Korwin-Mikke na antenie TVP podkreślił, że sprawa imigrantów z Afryki nie dotyczy Polski. - To nie jest nasz problem - dodał i zaznaczył, że ludzie giną również w innych miejscach na świecie. – Wypadki chodzą po ludziach. Jeżeli ktoś dobrowolnie płynie przez Morze Śródziemne, to jak się utopi, to jego problem – skomentował. Dodał także, że nie podejmowałby w tym temacie żadnych działań.

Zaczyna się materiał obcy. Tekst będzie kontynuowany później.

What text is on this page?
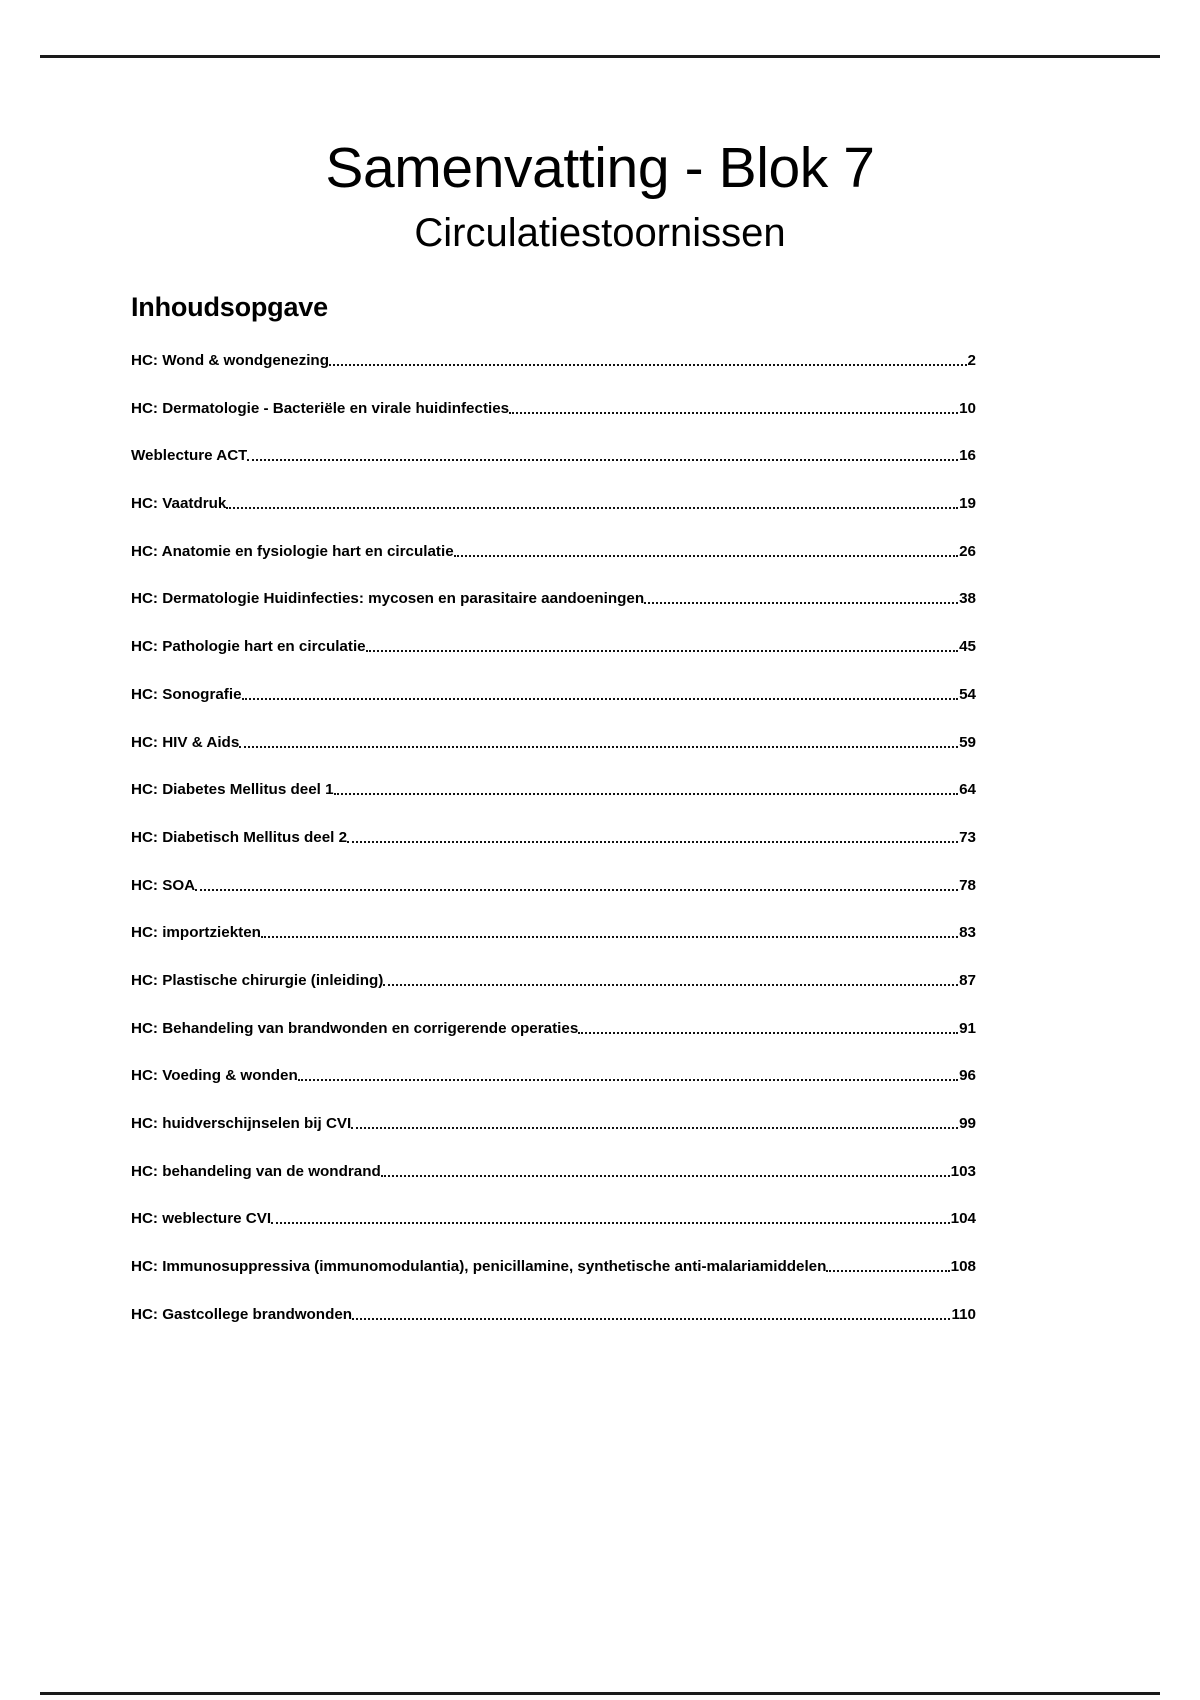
Samenvatting - Blok 7
Circulatiestoornissen
Inhoudsopgave
HC: Wond & wondgenezing	2
HC: Dermatologie - Bacteriële en virale huidinfecties	10
Weblecture ACT	16
HC: Vaatdruk	19
HC: Anatomie en fysiologie hart en circulatie	26
HC: Dermatologie Huidinfecties: mycosen en parasitaire aandoeningen	38
HC: Pathologie hart en circulatie	45
HC: Sonografie	54
HC: HIV & Aids	59
HC: Diabetes Mellitus deel 1	64
HC: Diabetisch Mellitus deel 2	73
HC: SOA	78
HC: importziekten	83
HC: Plastische chirurgie (inleiding)	87
HC: Behandeling van brandwonden en corrigerende operaties	91
HC: Voeding & wonden	96
HC: huidverschijnselen bij CVI	99
HC: behandeling van de wondrand	103
HC: weblecture CVI	104
HC: Immunosuppressiva (immunomodulantia), penicillamine, synthetische anti-malariamiddelen	108
HC: Gastcollege brandwonden	110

Wczoraj, szef Rady Europejskiej Donald Tusk poinformował po zakończeniu szczytu Unii Europejskiej, że zatwierdzona została zgoda na potrojenie funduszy na operację "Tryton". Celem operacji jest patrolowanie granic Unii Europejskiej na Morzu Śródziemnym. Tusk dodał, że UE chce nie tylko pomagać rozbitkom, ale również zatrzymywać nielegalnych imigrantów, czy przemytników.

Punktem zwrotnym, który doprowadził do zmiany polityki Unii Europejskiej wobec imigrantów, była niedawna katastrofa kutra w Cieśninie Sycylijskiej, w której zginąć mogło ponad kilkaset osób. Unia Europejska przeznaczyć ma na operację Tryton 120 milionów euro.